Más calmado, y viendo que no corría peligro, exploré al falso bisonte –no sé de qué otro modo llamarlo– y pude ver a su alrededor lo que parecían pequeños hombres que clavaban en él sus lanzas. Uno lo hería en el cuello, otro en el pecho. Otros tres, en plena carrera inmóvil, arrojaban sus lanzas hacia los cuartos traseros. Conocía todo aquello. Era la forma de cazar que yo había aprendido de los mayores. Cuántas veces había corrido a más no poder tratando de alcanzar un joven bisonte. Cuántas veces mi lanza había volado sin rozar su lomo. Años de práctica antes de lograr mi primera presa.
En esta pared de roca estaba resumido todo el arte de cazar. Algo extraño sucedía aquí todas las noches, que transformaba a los niños de la tribu en cazadores infalibles.
–¿Dices que era igual a un animal vivo? –Eck hacía un esfuerzo mental para comprender mi descripción.
–El más hermoso de los machos.
–¿Cuántos hombres lo cazaban?
–Cinco. Tres lo perseguían y dos lo esperaban para matarlo.
–Es la misma forma en que los cazamos nosotros. El secreto no está allí.
–¿Cuál es entonces la explicación? –preguntaron los hombres de la tribu.
–Esto es asunto de magia –concluyó Eck.
Nuestro jefe decidió aplicar el mismo método que la tribu vecina. Estaba en juego nuestra supervivencia. Escogimos un buen lugar, una pared desnuda de roca bajo un saliente de la montaña. Allí, con los pigmentos usados por las mujeres para decorar sus manos y caras, representamos un magnífico ejemplar de bisonte. Para asegurarnos el éxito en la proxima temporada de caza, rodeamos al animal no con cinco, sino con diez hombres, cada uno de ellos blandiendo dos lanzas.
–Deberíamos hacerle las patas dobladas –reflexionó Eck– para que sea más fácil derribarlo. Y pongámosle bastante de ese color rojizo, que parece sangre.

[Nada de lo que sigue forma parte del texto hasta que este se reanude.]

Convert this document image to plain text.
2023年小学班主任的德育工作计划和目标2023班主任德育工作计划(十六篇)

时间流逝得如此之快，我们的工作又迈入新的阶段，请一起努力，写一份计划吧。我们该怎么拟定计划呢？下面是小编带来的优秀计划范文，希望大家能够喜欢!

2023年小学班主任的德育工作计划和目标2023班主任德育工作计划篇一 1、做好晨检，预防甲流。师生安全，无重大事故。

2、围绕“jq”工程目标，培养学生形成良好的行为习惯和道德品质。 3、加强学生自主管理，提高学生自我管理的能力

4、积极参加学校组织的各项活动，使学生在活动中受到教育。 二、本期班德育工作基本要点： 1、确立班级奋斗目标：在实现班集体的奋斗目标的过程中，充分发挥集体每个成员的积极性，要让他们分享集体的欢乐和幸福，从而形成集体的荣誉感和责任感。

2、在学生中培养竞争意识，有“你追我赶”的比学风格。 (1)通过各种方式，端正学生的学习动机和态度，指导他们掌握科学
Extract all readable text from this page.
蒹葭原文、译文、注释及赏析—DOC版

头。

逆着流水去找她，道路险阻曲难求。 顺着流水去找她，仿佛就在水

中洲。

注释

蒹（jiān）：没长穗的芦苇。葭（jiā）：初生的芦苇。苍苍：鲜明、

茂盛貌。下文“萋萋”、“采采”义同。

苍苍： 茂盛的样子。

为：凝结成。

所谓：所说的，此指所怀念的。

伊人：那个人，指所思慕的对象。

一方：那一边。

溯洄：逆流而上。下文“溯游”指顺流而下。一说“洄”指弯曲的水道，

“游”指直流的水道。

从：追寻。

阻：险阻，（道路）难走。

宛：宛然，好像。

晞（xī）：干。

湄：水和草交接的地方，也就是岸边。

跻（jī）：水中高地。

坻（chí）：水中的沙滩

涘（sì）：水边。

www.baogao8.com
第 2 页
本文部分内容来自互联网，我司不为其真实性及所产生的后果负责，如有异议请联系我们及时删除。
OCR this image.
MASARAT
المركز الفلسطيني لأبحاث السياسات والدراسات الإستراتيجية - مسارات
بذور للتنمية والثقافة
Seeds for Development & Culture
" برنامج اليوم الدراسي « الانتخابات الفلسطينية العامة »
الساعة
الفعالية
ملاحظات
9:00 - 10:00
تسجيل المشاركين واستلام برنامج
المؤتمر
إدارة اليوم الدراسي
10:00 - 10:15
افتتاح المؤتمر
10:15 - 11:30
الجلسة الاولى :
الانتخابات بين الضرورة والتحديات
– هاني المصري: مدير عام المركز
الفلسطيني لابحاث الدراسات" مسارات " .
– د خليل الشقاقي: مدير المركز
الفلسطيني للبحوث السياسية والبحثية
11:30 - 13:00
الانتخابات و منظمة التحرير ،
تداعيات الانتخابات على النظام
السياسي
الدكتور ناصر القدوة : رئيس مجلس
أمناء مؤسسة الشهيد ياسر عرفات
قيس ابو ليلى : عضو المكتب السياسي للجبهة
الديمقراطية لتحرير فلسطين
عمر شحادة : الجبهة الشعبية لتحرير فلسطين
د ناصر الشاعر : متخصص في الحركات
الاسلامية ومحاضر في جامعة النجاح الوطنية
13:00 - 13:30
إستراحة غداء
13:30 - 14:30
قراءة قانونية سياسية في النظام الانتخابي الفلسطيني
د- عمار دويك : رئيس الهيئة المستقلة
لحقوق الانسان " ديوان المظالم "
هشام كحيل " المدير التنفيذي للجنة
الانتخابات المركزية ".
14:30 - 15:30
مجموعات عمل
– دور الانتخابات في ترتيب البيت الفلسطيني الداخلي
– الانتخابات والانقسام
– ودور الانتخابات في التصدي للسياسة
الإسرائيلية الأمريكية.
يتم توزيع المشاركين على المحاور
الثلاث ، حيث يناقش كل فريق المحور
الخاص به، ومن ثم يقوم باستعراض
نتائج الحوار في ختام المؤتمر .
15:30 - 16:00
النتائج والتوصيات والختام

Al año siguiente fuimos más lejos a buscar la manada, tres días de camino después del río. Encontramos los bisontes antes que nuestros rivales. Cuando los tuvimos al alcance, corrimos y arrojamos nuestras lanzas, confiados en el poder de nuestro bisonte en la pared.
La manada escapó en dirección al río, dejando apenas cinco animales caídos en su rastro. La mayoría de nuestras lanzas habían errado el golpe.
–¿Qué habremos hecho mal? –se preguntaban todos.
–No nos desanimemos –nos alentó Eck– volvamos a la roca y pintemos más cazadores.
–¿Más cazadores? ¿Servirá?
–¡Por supuesto! ¡Y también hay que agrandar el bisonte!